The following example shows some search strings that use Boolean full-text symbols:

'Apple bana'

Search for rows that contain at least two words.

'+ Apple + juice'

Search for rows containing both words.

'+ Apple macintosh'

Find the row that contains the word "apple". if the row also contains the word "macintosh", it is listed as a higher level.

'+ Apple-macintosh'

Find a line that contains the word "apple" but does not contain the word "macintosh.

'+ Apple + (> turnover
Find the rows that contain the words "apple" and "turnover", or those that contain "apple" and "strudel" (in no order ), however, rows that contain "apple turnover" are arranged at a higher level than those that contain "apple strudel.

'Apple *'

Search for rows that contain "apple", "apples", "applesauce", or "applet.

'"Some words "'

Search for rows that contain the original phrase "some words" (for example, rows that contain "some words of wisdom", rather than rows that contain "some noise words ). Note that the '"' symbol of the surrounding phrase is an operator character that defines the phrase. They are not quotation marks surrounding the search string itself.

BitsCN.com

Contact Us

The content source of this page is from Internet, which doesn't represent Alibaba Cloud's opinion; products and services mentioned on that page don't have any relationship with Alibaba Cloud. If the content of the page makes you feel confusing, please write us an email, we will handle the problem within 5 days after receiving your email.

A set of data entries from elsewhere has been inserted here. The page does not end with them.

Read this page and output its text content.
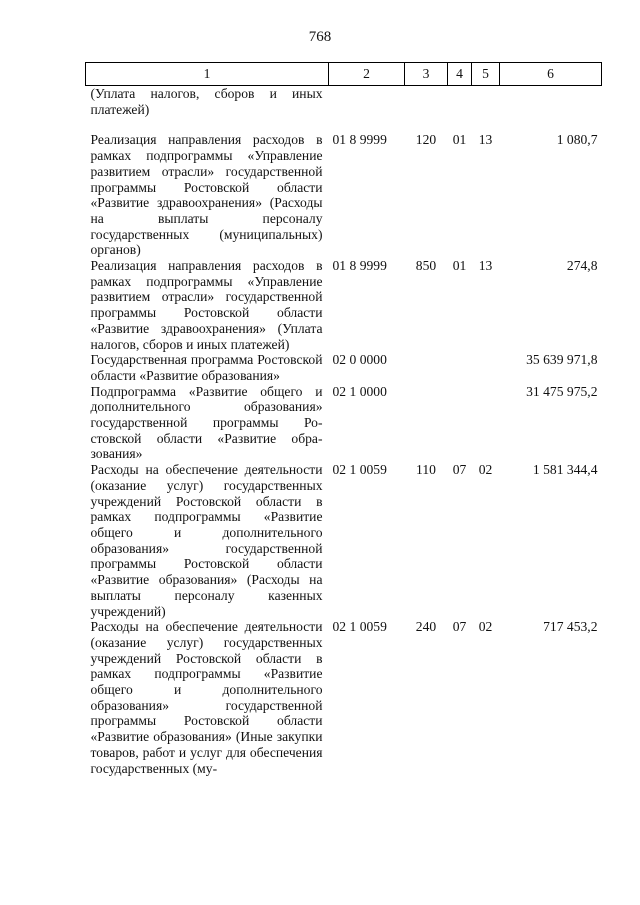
768
1	2	3	4	5	6
(Уплата налогов, сборов и иных платежей)					
Реализация направления расходов в рамках подпрограммы «Управление развитием отрасли» государственной программы Ростовской области «Развитие здравоохранения» (Расходы на выплаты персоналу государственных (муниципальных) органов)	01 8 9999	120	01	13	1 080,7
Реализация направления расходов в рамках подпрограммы «Управление развитием отрасли» государственной программы Ростовской области «Развитие здравоохранения» (Уплата налогов, сборов и иных платежей)	01 8 9999	850	01	13	274,8
Государственная программа Ростовской области «Развитие образования»	02 0 0000				35 639 971,8
Подпрограмма «Развитие общего и дополнительного образования» государственной программы Ростовской области «Развитие образования»	02 1 0000				31 475 975,2
Расходы на обеспечение деятельности (оказание услуг) государственных учреждений Ростовской области в рамках подпрограммы «Развитие общего и дополнительного образования» государственной программы Ростовской области «Развитие образования» (Расходы на выплаты персоналу казенных учреждений)	02 1 0059	110	07	02	1 581 344,4
Расходы на обеспечение деятельности (оказание услуг) государственных учреждений Ростовской области в рамках подпрограммы «Развитие общего и дополнительного образования» государственной программы Ростовской области «Развитие образования» (Иные закупки товаров, работ и услуг для обеспечения государственных (му-	02 1 0059	240	07	02	717 453,2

If you find any instances of plagiarism from the community, please send an email to: info-contact@alibabacloud.com and provide relevant evidence. A staff member will contact you within 5 working days.

A Free Trial That Lets You Build Big!

Start building with 50+ products and up to 12 months usage for Elastic Compute Service

  • Sales Support

    1 on 1 presale consultation

  • After-Sales Support

    24/7 Technical Support 6 Free Tickets per Quarter Faster Response

  • Alibaba Cloud offers highly flexible support services tailored to meet your exact needs.